Eastern Washington University President Mary Cullinan followed suit on Wednesday, tweeting, “EWU is deeply disappointed by the heartless decision barring international students from staying in the U.S. if their classes are online. International Eagles are an important part of our campus community. We’ll work with them to ensure they continue their academic progress!”

In an interview Tuesday, Kate Hellmann, director of WSU’s international student and scholar services, said the university enrolled 2,153 international students from 113 countries during the spring 2020 semester.

“We will be working with our international students on a case-by-case basis, with academic advisers, departments and colleges, to ensure that they have the appropriate enrollment for that combination of live and remote instruction that is required under this current guidance,” Hellmann said.

Just as the ICE restrictions were announced, WSU issued a statement pushing back against Trump’s decision to block new H-1B visas – an order slated to remain in effect through the end of the year. WSU said 78 of its faculty and researchers have H-1Bs, and another 55 scholars with H-1Bs are due to start or continue appointments at the university this fall.

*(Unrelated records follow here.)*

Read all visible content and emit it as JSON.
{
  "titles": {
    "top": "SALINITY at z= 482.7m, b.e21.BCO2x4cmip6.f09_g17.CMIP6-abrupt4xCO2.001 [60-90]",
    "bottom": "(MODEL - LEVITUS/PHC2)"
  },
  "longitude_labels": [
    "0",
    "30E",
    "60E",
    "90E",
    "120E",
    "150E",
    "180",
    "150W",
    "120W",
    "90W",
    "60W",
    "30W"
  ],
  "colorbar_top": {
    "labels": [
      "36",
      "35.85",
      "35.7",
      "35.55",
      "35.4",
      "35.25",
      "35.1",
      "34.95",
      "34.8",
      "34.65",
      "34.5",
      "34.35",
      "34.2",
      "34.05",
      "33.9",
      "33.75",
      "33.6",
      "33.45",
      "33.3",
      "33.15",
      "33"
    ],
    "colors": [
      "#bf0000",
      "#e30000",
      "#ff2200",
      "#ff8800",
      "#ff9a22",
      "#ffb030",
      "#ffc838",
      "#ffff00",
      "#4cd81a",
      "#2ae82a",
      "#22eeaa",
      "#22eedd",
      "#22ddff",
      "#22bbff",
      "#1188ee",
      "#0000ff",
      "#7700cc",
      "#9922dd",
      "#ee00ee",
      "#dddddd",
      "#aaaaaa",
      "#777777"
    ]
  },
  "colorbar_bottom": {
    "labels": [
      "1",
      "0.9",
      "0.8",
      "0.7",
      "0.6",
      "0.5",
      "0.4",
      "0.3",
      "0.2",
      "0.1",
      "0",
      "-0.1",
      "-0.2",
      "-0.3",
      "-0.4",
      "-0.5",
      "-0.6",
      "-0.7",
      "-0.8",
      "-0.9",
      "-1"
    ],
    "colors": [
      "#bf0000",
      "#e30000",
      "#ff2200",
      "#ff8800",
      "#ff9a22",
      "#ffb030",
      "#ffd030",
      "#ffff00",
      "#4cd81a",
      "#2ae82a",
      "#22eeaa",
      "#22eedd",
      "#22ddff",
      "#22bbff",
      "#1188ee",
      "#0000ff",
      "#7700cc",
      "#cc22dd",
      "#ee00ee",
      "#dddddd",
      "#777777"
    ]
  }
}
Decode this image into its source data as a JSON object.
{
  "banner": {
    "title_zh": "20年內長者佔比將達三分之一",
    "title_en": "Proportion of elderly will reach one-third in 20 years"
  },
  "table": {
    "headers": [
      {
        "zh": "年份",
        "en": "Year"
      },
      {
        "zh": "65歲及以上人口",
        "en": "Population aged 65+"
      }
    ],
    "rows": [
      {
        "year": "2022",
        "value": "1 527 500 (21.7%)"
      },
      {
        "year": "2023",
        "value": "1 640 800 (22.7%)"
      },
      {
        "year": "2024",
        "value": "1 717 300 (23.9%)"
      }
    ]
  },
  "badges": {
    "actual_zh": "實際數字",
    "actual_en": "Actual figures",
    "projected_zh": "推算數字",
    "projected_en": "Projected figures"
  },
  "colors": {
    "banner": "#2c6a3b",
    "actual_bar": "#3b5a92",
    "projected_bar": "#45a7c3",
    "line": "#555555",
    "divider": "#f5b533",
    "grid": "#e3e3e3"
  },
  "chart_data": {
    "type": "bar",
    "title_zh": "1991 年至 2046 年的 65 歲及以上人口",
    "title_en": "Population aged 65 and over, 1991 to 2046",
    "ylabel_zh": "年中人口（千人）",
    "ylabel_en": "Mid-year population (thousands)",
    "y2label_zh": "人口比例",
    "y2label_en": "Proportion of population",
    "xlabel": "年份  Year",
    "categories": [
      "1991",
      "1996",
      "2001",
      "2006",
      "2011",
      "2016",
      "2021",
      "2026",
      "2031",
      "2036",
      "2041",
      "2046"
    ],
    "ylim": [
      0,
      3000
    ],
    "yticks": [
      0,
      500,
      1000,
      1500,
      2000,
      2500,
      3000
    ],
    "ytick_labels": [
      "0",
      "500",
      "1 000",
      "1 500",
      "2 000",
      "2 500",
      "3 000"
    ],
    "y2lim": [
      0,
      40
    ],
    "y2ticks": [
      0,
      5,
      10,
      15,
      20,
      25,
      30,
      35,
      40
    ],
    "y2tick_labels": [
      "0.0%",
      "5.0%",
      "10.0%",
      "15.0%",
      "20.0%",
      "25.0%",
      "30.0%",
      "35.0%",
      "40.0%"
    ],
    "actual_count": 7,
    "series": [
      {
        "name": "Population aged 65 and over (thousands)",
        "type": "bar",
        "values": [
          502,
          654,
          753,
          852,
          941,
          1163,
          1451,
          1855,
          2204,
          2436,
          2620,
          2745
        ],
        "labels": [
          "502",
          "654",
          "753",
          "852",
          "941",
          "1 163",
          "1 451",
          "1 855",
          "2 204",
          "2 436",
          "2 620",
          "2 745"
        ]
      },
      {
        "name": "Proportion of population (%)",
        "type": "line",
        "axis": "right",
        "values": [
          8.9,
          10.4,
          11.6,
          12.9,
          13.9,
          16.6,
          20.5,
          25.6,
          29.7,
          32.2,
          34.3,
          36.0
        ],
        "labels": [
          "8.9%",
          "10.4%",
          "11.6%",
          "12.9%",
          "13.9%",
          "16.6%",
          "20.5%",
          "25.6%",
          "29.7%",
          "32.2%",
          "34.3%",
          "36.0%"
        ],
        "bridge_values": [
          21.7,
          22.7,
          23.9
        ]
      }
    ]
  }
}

“At least two are stuck outside the country, unable to start on campus on their planned date,” the university said. “This latest action compounds the stress on WSU’s international community as many scholars and students also face challenges because of the COVID-19 pandemic.”

WSU administrators said they are lobbying policymakers with help from companies that rely on highly skilled foreign workers, including Microsoft, Amazon and Pullman-based Schweitzer Engineering Laboratories.

“At SEL, our colleagues who came here from other countries contribute to the ideas, teamwork, project execution and sweat that enable us to be a growing U.S. manufacturing employer and exporter to other nations,” Edmund Schweitzer, the company’s founder and president, said in a letter to the Trump administration last month.

“We often prefer to bring excellent folks to the United States, where they will contribute to our society in many ways, rather than employing them outside our country,” Schweitzer wrote, adding that he has “never seen our immigration processes favor foreign applicants over domestic ones.”

International students account for about 5.5% of college enrollment in the United States, but they and their families contributed about $41 billion to the nation’s economy during the last fiscal year, according to a June 2 letter signed by McMorris Rodgers and 20 other members of Congress.

The lawmakers sent the letter to Secretary of State Mike Pompeo and Homeland Security Secretary Chad Wolf, urging the administration not to roll back yet another visa option – the Optional Practical Training program, which allows students with F-1 visas to work from one to three years in their field of study before or after graduating.

Hellmann, at WSU, said the university has continued hearing rumors that the Trump administration might eliminate or curtail the OPT program.